Занятия точной механикой, к которой у него, кстати сказать, были отличные способности, не могли заглушить в нем давнишней любви к растению; он всегда оставался страстным растениеводом.
«Еще до женитьбы, — рассказывает его биограф А. Н. Бахарев, — он на крохотном клочке земли, за надворными постройками своей квартиры, посеял семена из отборных плодов яблонь, груш, слив и вишен».
Когда приходил редкий досуг, он использовал его для работы со своими зелеными питомцами, для изучения ботаники и географического распространения плодовых растений, а также для знакомства с каталогами лучших плодовых фирм мира.

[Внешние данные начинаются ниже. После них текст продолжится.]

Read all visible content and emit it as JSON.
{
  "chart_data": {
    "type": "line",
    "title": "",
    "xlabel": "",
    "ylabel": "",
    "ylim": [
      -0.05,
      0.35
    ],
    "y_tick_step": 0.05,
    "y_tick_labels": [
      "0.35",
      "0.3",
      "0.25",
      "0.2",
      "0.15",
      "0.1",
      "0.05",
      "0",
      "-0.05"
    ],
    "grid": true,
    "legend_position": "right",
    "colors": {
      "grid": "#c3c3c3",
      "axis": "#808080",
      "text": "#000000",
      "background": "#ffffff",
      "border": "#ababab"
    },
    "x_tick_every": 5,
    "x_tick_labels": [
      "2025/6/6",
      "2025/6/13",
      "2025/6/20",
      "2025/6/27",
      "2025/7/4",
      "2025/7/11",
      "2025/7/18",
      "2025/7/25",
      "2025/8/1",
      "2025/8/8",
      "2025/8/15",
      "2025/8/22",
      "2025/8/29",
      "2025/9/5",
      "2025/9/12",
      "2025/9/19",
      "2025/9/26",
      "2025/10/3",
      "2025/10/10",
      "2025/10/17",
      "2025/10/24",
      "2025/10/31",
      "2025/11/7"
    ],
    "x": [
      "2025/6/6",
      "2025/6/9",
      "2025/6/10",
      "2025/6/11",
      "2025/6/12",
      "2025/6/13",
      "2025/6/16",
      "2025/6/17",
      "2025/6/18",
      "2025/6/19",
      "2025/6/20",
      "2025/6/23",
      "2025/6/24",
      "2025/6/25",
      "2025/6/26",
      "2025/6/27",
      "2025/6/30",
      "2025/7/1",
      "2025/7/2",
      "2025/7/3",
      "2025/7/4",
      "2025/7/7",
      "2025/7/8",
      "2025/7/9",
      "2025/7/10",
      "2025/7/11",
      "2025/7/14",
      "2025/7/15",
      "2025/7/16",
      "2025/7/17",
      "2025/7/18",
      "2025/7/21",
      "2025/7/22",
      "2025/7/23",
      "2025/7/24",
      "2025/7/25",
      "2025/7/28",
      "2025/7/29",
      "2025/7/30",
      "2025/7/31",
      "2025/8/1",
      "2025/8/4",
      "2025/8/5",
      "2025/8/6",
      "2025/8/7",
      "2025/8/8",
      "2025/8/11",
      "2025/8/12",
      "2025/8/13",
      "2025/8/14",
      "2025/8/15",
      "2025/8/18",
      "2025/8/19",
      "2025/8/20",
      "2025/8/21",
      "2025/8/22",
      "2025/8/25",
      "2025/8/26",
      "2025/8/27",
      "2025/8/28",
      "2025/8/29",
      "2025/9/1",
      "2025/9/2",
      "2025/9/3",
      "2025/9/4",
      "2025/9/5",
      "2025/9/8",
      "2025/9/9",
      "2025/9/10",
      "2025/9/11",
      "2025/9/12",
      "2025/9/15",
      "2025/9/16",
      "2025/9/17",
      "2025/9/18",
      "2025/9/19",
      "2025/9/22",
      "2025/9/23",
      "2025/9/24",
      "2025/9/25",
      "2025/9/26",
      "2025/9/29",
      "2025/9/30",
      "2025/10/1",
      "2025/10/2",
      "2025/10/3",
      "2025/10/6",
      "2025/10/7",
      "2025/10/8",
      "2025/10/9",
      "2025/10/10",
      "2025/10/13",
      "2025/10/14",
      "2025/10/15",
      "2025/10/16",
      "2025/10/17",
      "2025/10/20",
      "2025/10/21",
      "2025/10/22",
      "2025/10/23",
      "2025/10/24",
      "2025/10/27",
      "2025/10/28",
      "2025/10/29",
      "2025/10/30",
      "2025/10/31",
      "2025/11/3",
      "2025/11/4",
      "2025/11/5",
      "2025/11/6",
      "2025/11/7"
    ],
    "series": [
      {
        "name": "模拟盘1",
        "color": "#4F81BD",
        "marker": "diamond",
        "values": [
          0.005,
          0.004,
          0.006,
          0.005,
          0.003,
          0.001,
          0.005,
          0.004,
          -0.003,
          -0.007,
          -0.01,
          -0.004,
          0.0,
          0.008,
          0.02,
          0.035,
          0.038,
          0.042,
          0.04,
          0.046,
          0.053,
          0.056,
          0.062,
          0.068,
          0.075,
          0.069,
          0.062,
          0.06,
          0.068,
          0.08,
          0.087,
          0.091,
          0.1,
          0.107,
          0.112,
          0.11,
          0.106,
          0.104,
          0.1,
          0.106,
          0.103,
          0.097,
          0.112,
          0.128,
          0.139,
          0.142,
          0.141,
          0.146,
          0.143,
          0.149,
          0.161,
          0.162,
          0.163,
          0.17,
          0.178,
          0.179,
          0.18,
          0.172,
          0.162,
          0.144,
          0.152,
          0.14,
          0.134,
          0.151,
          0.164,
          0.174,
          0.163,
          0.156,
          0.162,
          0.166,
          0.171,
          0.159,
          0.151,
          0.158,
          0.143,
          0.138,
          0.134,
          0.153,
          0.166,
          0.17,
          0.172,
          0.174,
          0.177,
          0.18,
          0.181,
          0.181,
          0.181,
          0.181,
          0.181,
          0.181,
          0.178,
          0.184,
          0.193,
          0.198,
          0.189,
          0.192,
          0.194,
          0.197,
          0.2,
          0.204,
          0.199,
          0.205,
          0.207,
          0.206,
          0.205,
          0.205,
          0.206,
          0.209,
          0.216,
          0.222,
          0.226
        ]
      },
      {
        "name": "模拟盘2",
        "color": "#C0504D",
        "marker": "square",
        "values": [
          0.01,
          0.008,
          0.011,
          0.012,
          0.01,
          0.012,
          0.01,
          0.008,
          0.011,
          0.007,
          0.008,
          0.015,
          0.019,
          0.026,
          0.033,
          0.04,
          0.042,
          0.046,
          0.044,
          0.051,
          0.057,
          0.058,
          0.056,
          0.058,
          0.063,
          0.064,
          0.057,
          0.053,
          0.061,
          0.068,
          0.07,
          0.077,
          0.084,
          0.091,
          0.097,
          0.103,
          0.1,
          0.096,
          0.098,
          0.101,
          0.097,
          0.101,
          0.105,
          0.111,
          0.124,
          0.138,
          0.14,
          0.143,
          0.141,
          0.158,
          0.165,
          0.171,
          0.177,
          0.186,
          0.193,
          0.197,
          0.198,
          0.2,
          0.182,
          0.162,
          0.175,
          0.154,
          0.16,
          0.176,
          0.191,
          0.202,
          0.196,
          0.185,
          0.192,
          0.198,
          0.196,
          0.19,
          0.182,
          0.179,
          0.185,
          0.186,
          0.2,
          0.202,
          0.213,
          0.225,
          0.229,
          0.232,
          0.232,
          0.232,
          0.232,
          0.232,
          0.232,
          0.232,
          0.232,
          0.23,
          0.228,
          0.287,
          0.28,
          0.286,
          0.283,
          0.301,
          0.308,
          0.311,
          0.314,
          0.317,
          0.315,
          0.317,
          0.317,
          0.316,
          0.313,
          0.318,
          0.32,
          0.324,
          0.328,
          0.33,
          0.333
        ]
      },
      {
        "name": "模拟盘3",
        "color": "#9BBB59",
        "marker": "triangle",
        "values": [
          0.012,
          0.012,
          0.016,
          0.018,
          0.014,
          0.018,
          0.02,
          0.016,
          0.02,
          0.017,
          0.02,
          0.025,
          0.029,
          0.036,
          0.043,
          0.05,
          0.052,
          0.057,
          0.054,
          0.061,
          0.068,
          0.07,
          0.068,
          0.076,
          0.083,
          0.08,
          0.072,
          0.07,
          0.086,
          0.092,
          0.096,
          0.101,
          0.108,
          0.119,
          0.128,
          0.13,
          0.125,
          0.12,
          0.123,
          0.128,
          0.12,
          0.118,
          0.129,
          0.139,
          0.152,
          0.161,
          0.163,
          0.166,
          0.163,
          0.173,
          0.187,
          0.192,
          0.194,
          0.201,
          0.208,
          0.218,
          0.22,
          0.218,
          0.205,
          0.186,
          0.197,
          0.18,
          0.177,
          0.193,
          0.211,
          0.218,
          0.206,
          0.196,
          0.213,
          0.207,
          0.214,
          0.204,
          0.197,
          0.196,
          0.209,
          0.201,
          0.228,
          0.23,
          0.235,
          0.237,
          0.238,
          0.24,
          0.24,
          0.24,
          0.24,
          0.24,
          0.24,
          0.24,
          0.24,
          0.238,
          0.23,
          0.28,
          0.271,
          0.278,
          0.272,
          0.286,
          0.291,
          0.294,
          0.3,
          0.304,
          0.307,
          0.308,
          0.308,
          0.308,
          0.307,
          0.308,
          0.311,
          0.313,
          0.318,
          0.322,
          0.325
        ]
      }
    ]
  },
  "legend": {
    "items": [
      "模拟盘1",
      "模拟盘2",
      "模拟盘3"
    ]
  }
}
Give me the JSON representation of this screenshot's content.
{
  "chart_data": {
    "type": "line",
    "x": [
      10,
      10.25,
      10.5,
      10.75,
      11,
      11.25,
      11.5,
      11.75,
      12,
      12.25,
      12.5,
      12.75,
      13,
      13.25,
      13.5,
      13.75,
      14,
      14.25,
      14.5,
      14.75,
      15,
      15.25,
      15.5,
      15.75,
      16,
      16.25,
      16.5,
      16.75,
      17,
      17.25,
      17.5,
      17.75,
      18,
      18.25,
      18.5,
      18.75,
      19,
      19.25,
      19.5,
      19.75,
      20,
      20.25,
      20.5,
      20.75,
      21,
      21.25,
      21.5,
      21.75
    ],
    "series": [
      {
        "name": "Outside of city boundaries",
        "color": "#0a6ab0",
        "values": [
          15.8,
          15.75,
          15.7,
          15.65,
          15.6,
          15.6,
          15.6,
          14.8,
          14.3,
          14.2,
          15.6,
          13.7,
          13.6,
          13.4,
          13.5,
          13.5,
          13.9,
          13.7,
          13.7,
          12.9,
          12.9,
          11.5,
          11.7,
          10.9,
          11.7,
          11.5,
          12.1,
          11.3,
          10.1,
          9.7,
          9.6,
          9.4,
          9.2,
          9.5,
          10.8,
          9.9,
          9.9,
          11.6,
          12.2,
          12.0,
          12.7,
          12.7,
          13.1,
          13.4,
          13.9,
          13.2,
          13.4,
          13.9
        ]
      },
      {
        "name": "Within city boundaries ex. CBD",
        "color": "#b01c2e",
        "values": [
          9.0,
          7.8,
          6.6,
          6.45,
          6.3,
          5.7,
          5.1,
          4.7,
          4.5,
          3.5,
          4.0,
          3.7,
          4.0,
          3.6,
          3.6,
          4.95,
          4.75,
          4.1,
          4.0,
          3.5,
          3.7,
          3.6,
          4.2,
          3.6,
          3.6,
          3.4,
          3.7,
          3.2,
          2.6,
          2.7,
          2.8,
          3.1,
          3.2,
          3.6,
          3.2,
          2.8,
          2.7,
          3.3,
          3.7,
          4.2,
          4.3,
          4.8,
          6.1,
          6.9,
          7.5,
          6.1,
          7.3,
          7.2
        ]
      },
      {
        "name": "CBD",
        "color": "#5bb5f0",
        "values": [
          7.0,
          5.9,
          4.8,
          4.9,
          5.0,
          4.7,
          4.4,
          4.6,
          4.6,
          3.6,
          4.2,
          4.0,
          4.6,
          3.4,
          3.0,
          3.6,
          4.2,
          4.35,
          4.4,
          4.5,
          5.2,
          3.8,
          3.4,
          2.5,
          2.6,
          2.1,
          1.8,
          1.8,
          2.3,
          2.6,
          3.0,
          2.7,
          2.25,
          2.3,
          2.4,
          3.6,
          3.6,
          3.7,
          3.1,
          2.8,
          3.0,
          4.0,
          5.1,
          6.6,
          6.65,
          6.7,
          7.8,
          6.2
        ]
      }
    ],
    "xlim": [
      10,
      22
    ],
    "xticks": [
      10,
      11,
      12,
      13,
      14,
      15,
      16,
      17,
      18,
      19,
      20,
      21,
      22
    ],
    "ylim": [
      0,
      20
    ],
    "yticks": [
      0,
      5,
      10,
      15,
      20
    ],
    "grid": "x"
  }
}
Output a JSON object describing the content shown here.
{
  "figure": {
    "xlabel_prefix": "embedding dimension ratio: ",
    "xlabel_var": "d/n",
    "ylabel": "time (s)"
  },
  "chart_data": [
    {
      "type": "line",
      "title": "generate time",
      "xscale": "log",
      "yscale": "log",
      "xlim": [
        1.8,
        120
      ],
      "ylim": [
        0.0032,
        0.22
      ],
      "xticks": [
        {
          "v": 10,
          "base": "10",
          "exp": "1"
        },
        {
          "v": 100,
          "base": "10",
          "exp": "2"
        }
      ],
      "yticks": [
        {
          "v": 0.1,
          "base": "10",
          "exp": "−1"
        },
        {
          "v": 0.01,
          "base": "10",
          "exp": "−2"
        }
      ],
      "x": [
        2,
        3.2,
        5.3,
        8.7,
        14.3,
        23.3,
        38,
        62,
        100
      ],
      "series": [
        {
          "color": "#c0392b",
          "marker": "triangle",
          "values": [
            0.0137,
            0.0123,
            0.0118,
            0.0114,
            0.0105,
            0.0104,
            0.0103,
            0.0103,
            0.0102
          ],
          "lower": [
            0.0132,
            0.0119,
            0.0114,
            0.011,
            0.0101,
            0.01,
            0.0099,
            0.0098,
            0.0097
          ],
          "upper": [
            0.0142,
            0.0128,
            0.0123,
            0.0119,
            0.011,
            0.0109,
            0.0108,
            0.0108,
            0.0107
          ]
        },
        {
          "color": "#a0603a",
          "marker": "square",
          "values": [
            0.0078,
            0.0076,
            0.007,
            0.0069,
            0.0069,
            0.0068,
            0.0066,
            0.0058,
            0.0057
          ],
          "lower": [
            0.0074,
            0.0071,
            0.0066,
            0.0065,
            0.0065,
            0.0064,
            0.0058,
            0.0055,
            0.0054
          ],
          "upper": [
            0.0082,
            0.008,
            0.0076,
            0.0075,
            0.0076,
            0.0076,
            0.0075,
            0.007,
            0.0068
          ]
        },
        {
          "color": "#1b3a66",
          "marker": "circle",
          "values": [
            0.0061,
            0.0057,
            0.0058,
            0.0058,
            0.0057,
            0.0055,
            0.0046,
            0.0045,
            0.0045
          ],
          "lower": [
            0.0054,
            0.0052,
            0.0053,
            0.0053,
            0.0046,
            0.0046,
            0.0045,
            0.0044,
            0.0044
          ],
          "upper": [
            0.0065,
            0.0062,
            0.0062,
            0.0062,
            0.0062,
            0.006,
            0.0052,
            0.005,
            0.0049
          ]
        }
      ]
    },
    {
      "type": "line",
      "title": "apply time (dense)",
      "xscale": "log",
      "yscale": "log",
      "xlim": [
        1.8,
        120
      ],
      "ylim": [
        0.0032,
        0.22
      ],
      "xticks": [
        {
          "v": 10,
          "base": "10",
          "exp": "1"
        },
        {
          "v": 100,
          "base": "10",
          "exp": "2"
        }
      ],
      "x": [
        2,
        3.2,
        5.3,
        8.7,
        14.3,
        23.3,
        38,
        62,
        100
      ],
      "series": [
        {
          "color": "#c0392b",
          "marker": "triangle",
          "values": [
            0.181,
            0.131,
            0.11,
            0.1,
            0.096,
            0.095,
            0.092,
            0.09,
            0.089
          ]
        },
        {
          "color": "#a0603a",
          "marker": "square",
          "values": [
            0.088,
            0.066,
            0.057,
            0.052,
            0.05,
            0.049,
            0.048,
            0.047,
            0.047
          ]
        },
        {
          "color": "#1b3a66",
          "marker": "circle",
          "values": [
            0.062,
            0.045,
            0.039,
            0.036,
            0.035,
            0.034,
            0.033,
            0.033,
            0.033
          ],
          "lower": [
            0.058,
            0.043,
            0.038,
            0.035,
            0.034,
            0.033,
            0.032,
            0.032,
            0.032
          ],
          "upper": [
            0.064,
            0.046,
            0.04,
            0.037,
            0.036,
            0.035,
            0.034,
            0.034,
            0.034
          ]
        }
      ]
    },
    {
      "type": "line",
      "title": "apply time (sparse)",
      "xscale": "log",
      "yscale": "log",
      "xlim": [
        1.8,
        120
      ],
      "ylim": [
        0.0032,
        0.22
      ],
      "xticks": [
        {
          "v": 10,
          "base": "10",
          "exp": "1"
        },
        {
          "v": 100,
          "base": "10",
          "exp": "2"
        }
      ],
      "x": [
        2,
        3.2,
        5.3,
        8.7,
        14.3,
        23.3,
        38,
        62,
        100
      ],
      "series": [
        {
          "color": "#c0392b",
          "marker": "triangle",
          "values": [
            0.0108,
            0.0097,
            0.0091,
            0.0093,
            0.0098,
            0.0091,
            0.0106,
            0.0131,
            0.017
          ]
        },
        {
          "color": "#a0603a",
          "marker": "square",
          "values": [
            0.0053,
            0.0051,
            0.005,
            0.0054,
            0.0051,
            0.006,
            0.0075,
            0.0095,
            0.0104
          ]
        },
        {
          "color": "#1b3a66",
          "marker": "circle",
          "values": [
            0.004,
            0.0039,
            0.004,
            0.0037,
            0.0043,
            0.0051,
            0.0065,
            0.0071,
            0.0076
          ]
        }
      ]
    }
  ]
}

Но когда, вооруженный навыками, усвоенными смолоду, и кое-какими знаниями, почерпнутыми из книг, Мичурин на правах члена семьи получил доступ в простенький сад Петрушиных, ко всем этим старым своим знакомым — антоновкам, анисовкам, боровинкам, он думал уже не о том, чтобы выращивать растения вообще, как когда-то в детстве, а о том, чтобы выращивать именно новые растения, невиданные, никогда еще не произраставшие в условиях сурового климата средней России.
Откуда явилось у Мичурина это стремление? Какие жизненные потребности, реальные исторические предпосылки, научные идеи лежали в его основе? Чтобы правильно ответить на эти вопросы, посмотрим прежде всего, что представляла собой русская действительность, когда Мичурин начинал свой беспримерный научный и патриотический подвиг.